From 1930 to 1967, over 4,000 people were executed in the U.S. However, public outrage and legal challenges caused the practice to wane. By 1967, capital punishment had virtually halted in the United States, pending the outcome of several court challenges.

In 1976, the U.S. Supreme Court reinstated the death penalty in the case of Gregg v. Georgia. It ruled that the death penalty does not invariably violate the Constitution if administered in a manner designed to guard against arbitrariness and discrimination. Several states promptly passed or reenacted capital punishment laws.

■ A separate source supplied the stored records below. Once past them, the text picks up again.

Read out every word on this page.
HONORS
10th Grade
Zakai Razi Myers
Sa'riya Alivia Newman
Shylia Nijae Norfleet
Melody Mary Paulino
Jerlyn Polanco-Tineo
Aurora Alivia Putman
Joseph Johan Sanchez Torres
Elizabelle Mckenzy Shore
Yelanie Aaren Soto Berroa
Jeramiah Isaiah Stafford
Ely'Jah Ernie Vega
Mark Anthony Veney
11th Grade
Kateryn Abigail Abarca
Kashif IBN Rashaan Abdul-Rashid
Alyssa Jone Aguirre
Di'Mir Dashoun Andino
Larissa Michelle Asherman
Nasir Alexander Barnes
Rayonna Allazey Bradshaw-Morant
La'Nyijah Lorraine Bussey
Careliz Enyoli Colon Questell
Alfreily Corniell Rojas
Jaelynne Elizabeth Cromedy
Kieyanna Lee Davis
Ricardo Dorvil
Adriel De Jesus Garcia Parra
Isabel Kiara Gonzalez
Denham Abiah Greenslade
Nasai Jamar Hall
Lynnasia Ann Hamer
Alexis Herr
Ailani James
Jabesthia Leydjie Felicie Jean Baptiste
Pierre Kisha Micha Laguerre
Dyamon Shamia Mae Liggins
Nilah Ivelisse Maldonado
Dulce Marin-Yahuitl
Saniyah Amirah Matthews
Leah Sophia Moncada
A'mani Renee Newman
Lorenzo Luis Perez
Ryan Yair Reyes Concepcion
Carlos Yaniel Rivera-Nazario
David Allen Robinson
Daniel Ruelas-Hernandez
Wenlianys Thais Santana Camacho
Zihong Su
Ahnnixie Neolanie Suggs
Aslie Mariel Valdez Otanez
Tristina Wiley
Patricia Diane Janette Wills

Thirty-eight states now have laws authorizing the death penalty, as does the military. Ten states and the District of Columbia have abolished capital punishment. Alaska and Hawaii have never had the death penalty. Most executions have taken place in the states of the Deep South. As of May 1, 2000 there were more than 3,500 people on death row in the U.S.

Worldwide pressure to abolish the death penalty is growing. On April 3, 1998, the UN Commission on Human Rights approved a resolution calling for a moratorium on executions in countries which have the death penalty. The tremendous media attention given to the case of Karla Faye Tucker, reformed death row inmate, revealed to the world what the death penalty eliminates: the possibility of conversion.

Citing a "shameful record of convicting innocent people and putting them on death row," Gov. George Ryan halted all executions in Illinois on January 31, 2000. Legislation which would grant a national moratorium was introduced to Congress in early 2000.